Have you ever watched a lady walking down the street on very high-heeled shoes that are clearly beyond her abilities? The tottering; the ungainly sway; the break of a spike; the twist of an ankle, and possibly a crashing fall to the floor.
The stock market in recent weeks has been behaving in just such a fashion.
Rising from its March low, the S&P 500 is now 44 percent higher than its lows of early March. The DJ Euro Stoxx 50 has gained 42 percent. This rise has taken place while we are still getting horrible numbers showing economies still in recession and unemployment rising.
For instance, last week the UK government announced the economy contracted by 0.8 percent in the second quarter, leading to a 5.6 percent fall for the year, and yet the FTSE rose 7 percent!
The market is baffling sedulous investors seeking reasons for the gains, especially while economists continue to offer dark warnings about the future.
I could offer you many reasons to try and explain what is going on. Some will find comfort in the latest earnings reports from major companies.

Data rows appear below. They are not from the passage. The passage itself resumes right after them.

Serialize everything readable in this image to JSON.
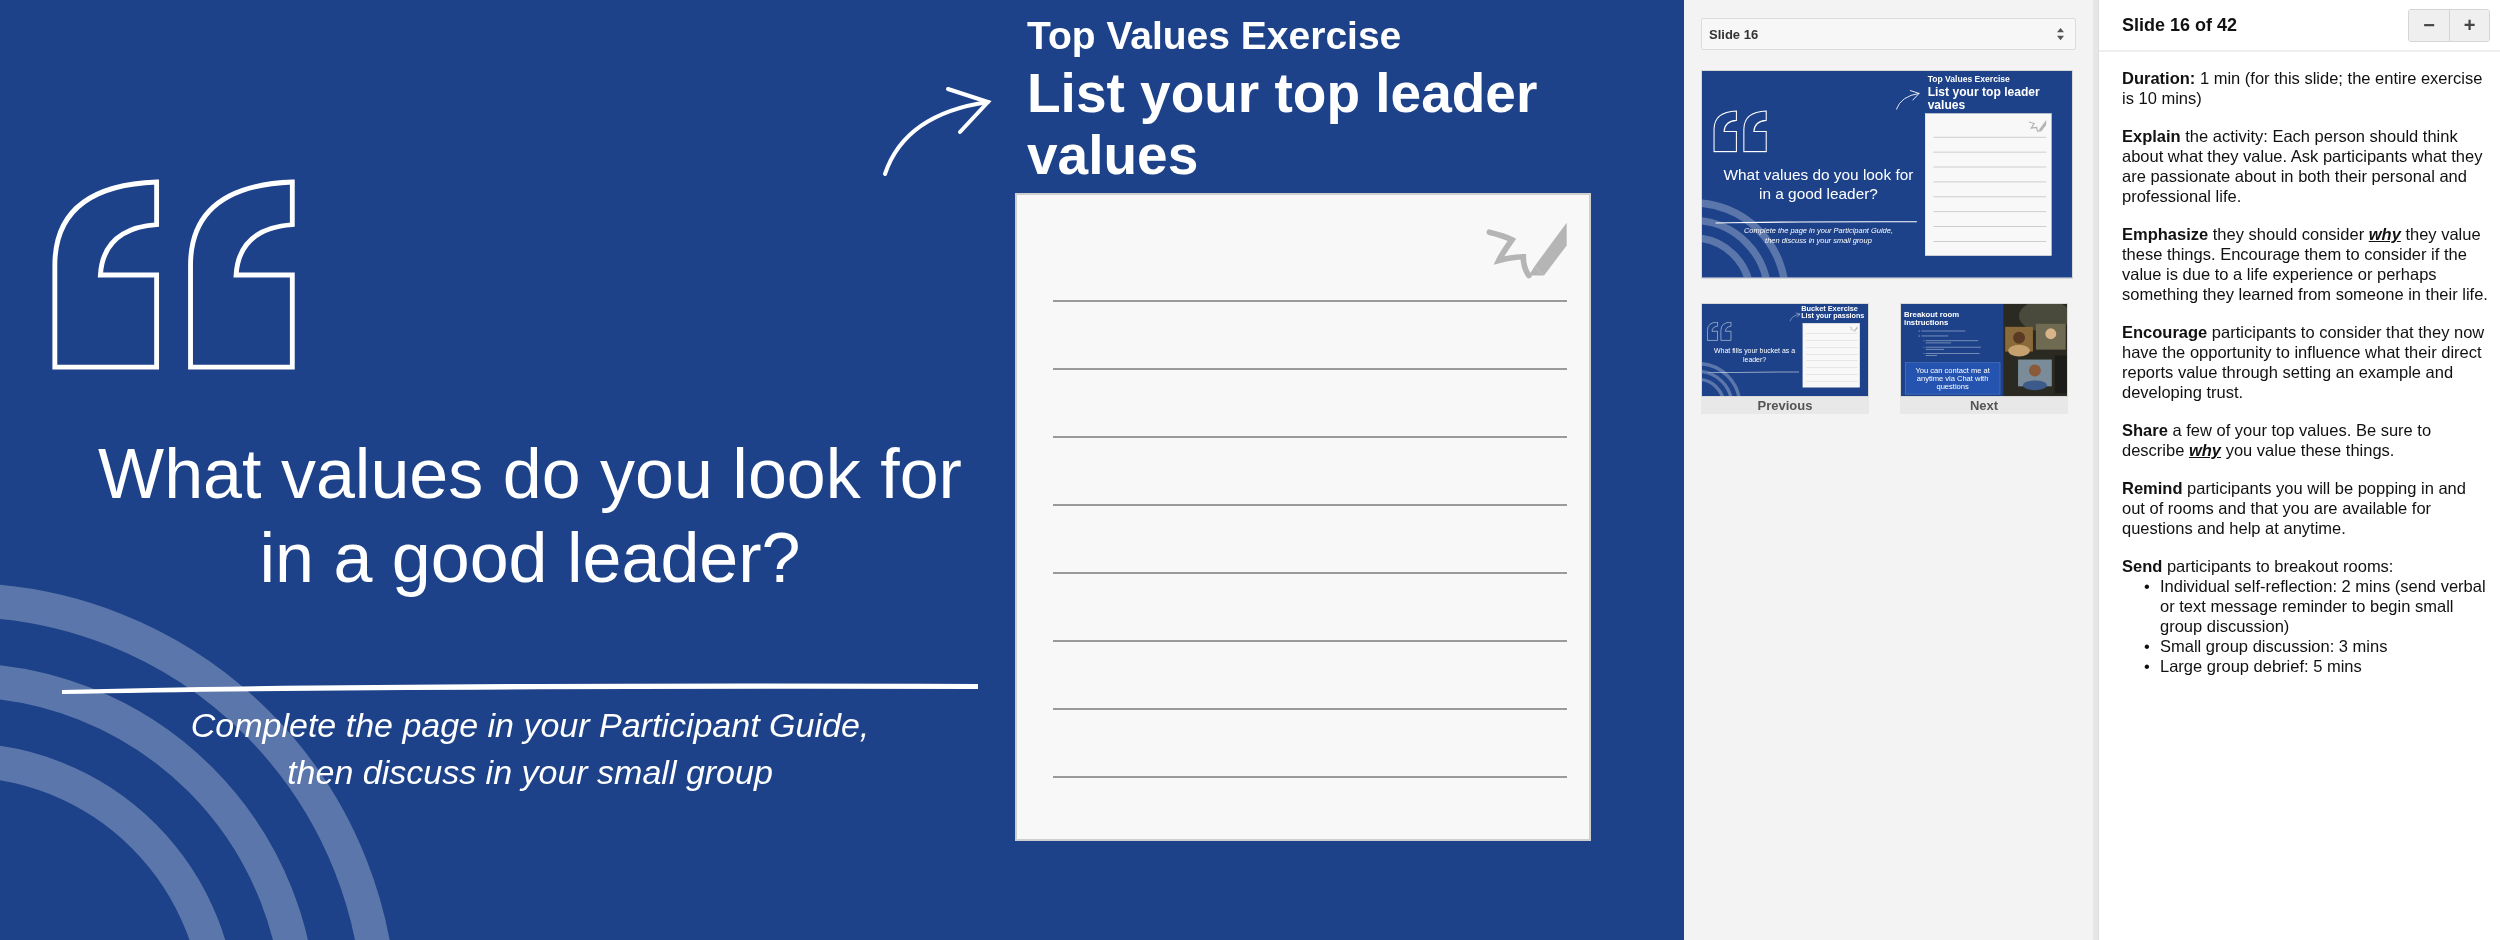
{
  "slide": {
    "kind": "exercise",
    "eyebrow": "Top Values Exercise",
    "title": "List your top leader values",
    "question": "What values do you look for in a good leader?",
    "subtitle": "Complete the page in your Participant Guide, then discuss in your small group"
  },
  "navigator": {
    "slide_select": "Slide 16",
    "current": {
      "kind": "exercise",
      "eyebrow": "Top Values Exercise",
      "title": "List your top leader values",
      "question": "What values do you look for in a good leader?",
      "subtitle": "Complete the page in your Participant Guide, then discuss in your small group"
    },
    "previous": {
      "label": "Previous",
      "slide": {
        "kind": "exercise",
        "eyebrow": "Bucket Exercise",
        "title": "List your passions",
        "question": "What fills your bucket as a leader?"
      }
    },
    "next": {
      "label": "Next",
      "slide": {
        "kind": "instructions",
        "title": "Breakout room instructions",
        "callout": "You can contact me at anytime via Chat with questions"
      }
    }
  },
  "notes": {
    "counter": "Slide 16 of 42",
    "zoom_buttons": [
      "−",
      "+"
    ],
    "paragraphs": [
      "**Duration:** 1 min (for this slide; the entire exercise is 10 mins)",
      "**Explain** the activity: Each person should think about what they value. Ask participants what they are passionate about in both their personal and professional life.",
      "**Emphasize** they should consider *why* they value these things. Encourage them to consider if the value is due to a life experience or perhaps something they learned from someone in their life.",
      "**Encourage** participants to consider that they now have the opportunity to influence what their direct reports value through setting an example and developing trust.",
      "**Share** a few of your top values. Be sure to describe *why* you value these things.",
      "**Remind** participants you will be popping in and out of rooms and that you are available for questions and help at anytime.",
      "**Send** participants to breakout rooms:"
    ],
    "bullets": [
      {
        "marker": "•",
        "text": "Individual self-reflection: 2 mins (send verbal or text message reminder to begin small group discussion)"
      },
      {
        "marker": "•",
        "text": "Small group discussion: 3 mins"
      },
      {
        "marker": "•",
        "text": "Large group debrief: 5 mins"
      }
    ]
  }
}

Analysis by Bloomberg shows 75 percent of the S&P 500 companies that have reported so far, have surpassed expectations. Others will remind me that markets are a leading indicator lighting the way forward, not some rear view mirror like GDP or jobless numbers. And there are those who will delve into the bag of tricks used by technical analysts such as chartists to explain the inexplicable.

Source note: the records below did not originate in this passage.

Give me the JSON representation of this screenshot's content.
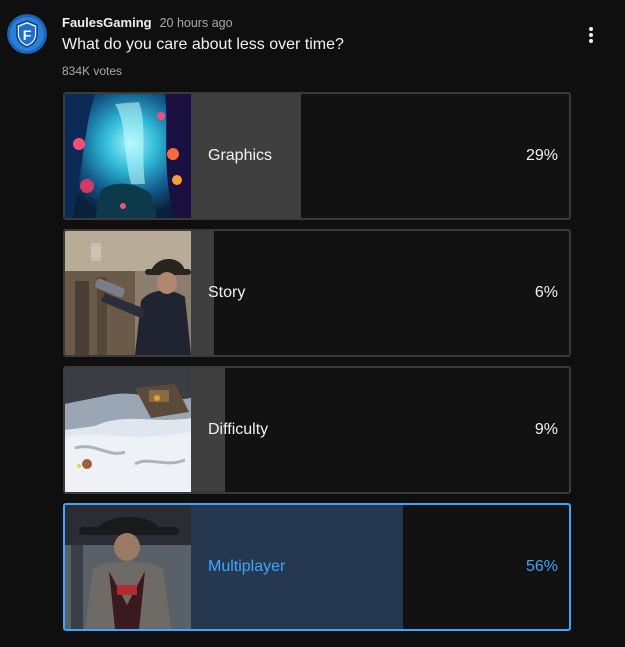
{
  "post": {
    "author": "FaulesGaming",
    "time_ago": "20 hours ago",
    "question": "What do you care about less over time?",
    "votes": "834K votes",
    "avatar_letter": "F"
  },
  "icons": {
    "avatar": "shield-logo",
    "more": "vertical-ellipsis-icon"
  },
  "colors": {
    "background": "#0f0f0f",
    "bar_fill": "#3f3f3f",
    "selected_accent": "#3ea6ff",
    "selected_fill": "#263850"
  },
  "options": [
    {
      "label": "Graphics",
      "percent": "29%",
      "fill_fraction": 0.29,
      "selected": false,
      "image": "underwater-reef-scene"
    },
    {
      "label": "Story",
      "percent": "6%",
      "fill_fraction": 0.06,
      "selected": false,
      "image": "cowboy-with-revolver"
    },
    {
      "label": "Difficulty",
      "percent": "9%",
      "fill_fraction": 0.09,
      "selected": false,
      "image": "snowy-battlefield"
    },
    {
      "label": "Multiplayer",
      "percent": "56%",
      "fill_fraction": 0.56,
      "selected": true,
      "image": "cowboy-hat-portrait"
    }
  ]
}
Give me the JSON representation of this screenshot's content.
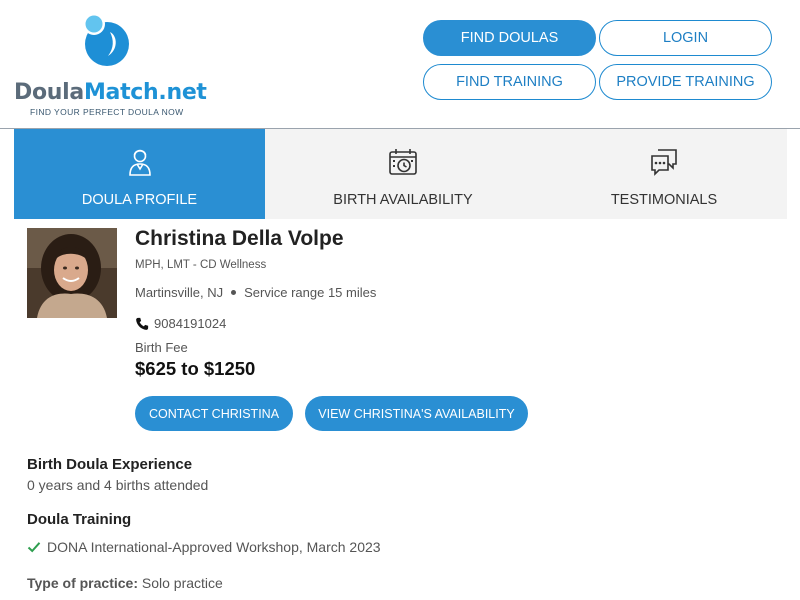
{
  "brand": {
    "name_part1": "Doula",
    "name_part2": "Match.net",
    "tagline": "FIND YOUR PERFECT DOULA NOW",
    "accent_color": "#2a8fd3"
  },
  "nav": {
    "find_doulas": "Find Doulas",
    "login": "Login",
    "find_training": "Find Training",
    "provide_training": "Provide Training"
  },
  "tabs": [
    {
      "label": "Doula Profile",
      "icon": "person-icon",
      "active": true
    },
    {
      "label": "Birth Availability",
      "icon": "calendar-clock-icon",
      "active": false
    },
    {
      "label": "Testimonials",
      "icon": "chat-bubbles-icon",
      "active": false
    }
  ],
  "profile": {
    "name": "Christina Della Volpe",
    "credentials": "MPH, LMT - CD Wellness",
    "location": "Martinsville, NJ",
    "service_range": "Service range 15 miles",
    "phone": "9084191024",
    "fee_label": "Birth Fee",
    "fee": "$625 to $1250",
    "contact_button": "Contact Christina",
    "availability_button": "View Christina's Availability"
  },
  "experience": {
    "heading": "Birth Doula Experience",
    "text": "0 years and 4 births attended"
  },
  "training": {
    "heading": "Doula Training",
    "items": [
      "DONA International-Approved Workshop, March 2023"
    ]
  },
  "practice": {
    "label": "Type of practice:",
    "value": "Solo practice"
  }
}
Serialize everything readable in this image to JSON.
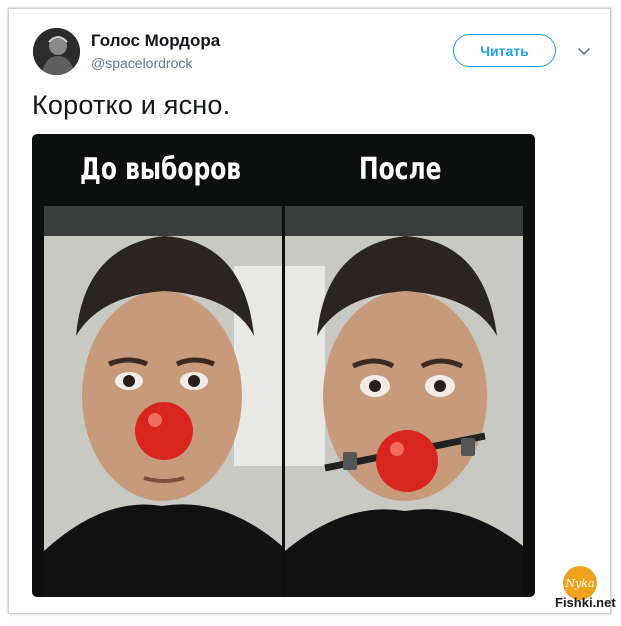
{
  "tweet": {
    "display_name": "Голос Мордора",
    "handle": "@spacelordrock",
    "follow_label": "Читать",
    "text": "Коротко и ясно."
  },
  "media": {
    "label_left": "До выборов",
    "label_right": "После"
  },
  "watermark": {
    "site": "Fishki.net",
    "logo_text": "Nyka"
  },
  "colors": {
    "accent": "#1da1f2",
    "nose": "#d8261f",
    "text": "#14171a",
    "muted": "#657786"
  },
  "icons": {
    "menu": "chevron-down-icon"
  }
}
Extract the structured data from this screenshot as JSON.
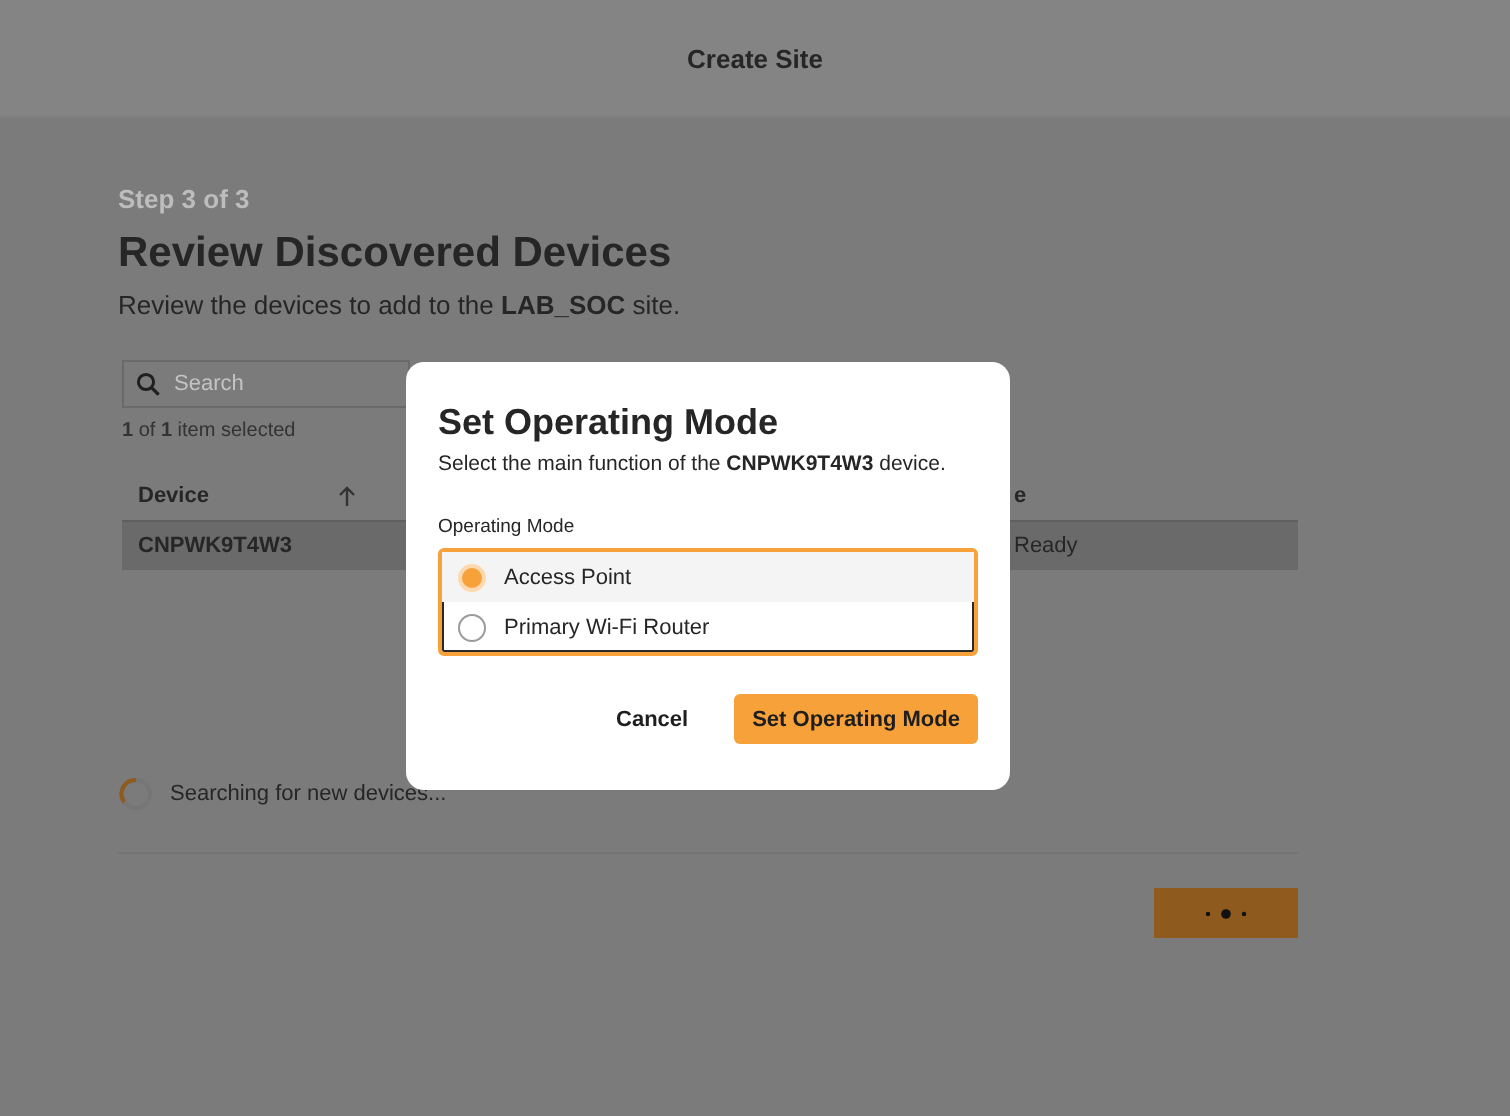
{
  "header": {
    "title": "Create Site"
  },
  "step": "Step 3 of 3",
  "heading": "Review Discovered Devices",
  "subtitle": "Review the devices to add to the **LAB_SOC** site.",
  "search": {
    "placeholder": "Search"
  },
  "selection_count": "**1** of **1** item selected",
  "table": {
    "columns": [
      "Device",
      "e"
    ],
    "rows": [
      {
        "cells": [
          "CNPWK9T4W3",
          "Ready"
        ],
        "selected": true
      }
    ]
  },
  "status": "Searching for new devices...",
  "footer_button": {
    "loading": true
  },
  "dialog": {
    "title": "Set Operating Mode",
    "description": "Select the main function of the **CNPWK9T4W3** device.",
    "field_label": "Operating Mode",
    "options": [
      {
        "label": "Access Point",
        "selected": true
      },
      {
        "label": "Primary Wi-Fi Router",
        "selected": false
      }
    ],
    "buttons": [
      {
        "label": "Cancel",
        "kind": "secondary"
      },
      {
        "label": "Set Operating Mode",
        "kind": "primary"
      }
    ]
  }
}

None of these reasons make good sense when you put them into the real world where companies are still cutting back. On my program “Quest Means Business we do our own analysis of the earnings season with the Q25. This isn’t a scientific index! We take 25 of the biggest companies across a broad range of industries and debate whether they receive red or green marks for their earnings, asking simply “did they meet or beat expectation?
When we looked closely we saw a lot of window dressing making numbers look rosy. Core revenues were still weak; outlook and guidance were often poor or non-existent. Overall we got the feeling many companies were just about getting by in horrible trading conditions. In the end we gave 13 greens and 12 red, hardly an endorsement justifying a 40 percent rise in share prices.

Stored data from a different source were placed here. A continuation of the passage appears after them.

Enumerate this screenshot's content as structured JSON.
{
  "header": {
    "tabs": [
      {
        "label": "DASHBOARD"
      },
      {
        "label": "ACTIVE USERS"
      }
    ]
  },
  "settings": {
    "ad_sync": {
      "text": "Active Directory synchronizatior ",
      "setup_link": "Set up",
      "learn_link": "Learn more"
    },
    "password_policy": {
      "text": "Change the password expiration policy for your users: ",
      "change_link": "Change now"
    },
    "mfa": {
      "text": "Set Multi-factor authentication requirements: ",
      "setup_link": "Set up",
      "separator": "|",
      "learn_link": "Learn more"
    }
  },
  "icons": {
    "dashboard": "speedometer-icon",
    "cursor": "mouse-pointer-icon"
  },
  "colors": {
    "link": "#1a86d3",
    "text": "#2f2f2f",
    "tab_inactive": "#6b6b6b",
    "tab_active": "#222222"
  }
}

To those readers hoping I am going to square this circle, you will be disappointed. I do however have a theory and it goes like this: Investors are naturally optimistic beasts. They are driven by looking up the mountain to the next peak, only noticing falls once they have begun. After recent months they have become hardened to further falls. So the market has taken the horse called Optimism and ridden the blighter for all it is worth. Unfortunately, no-one really knows if this is doomed to fail under an ambush of further bad news.
In the end, we have to hope that the markets continue to behave like the young lady in her new, high-heeled shoes. Upon wearing them we may see her totter terrified out of the shop, but it isn’t long before experience and confidence take over. Soon our lady in heels is negotiating concrete and carpet alike with escalators thrown in. What we need now is that same experience in our investing, which probably means having a pause to allow experience to set in.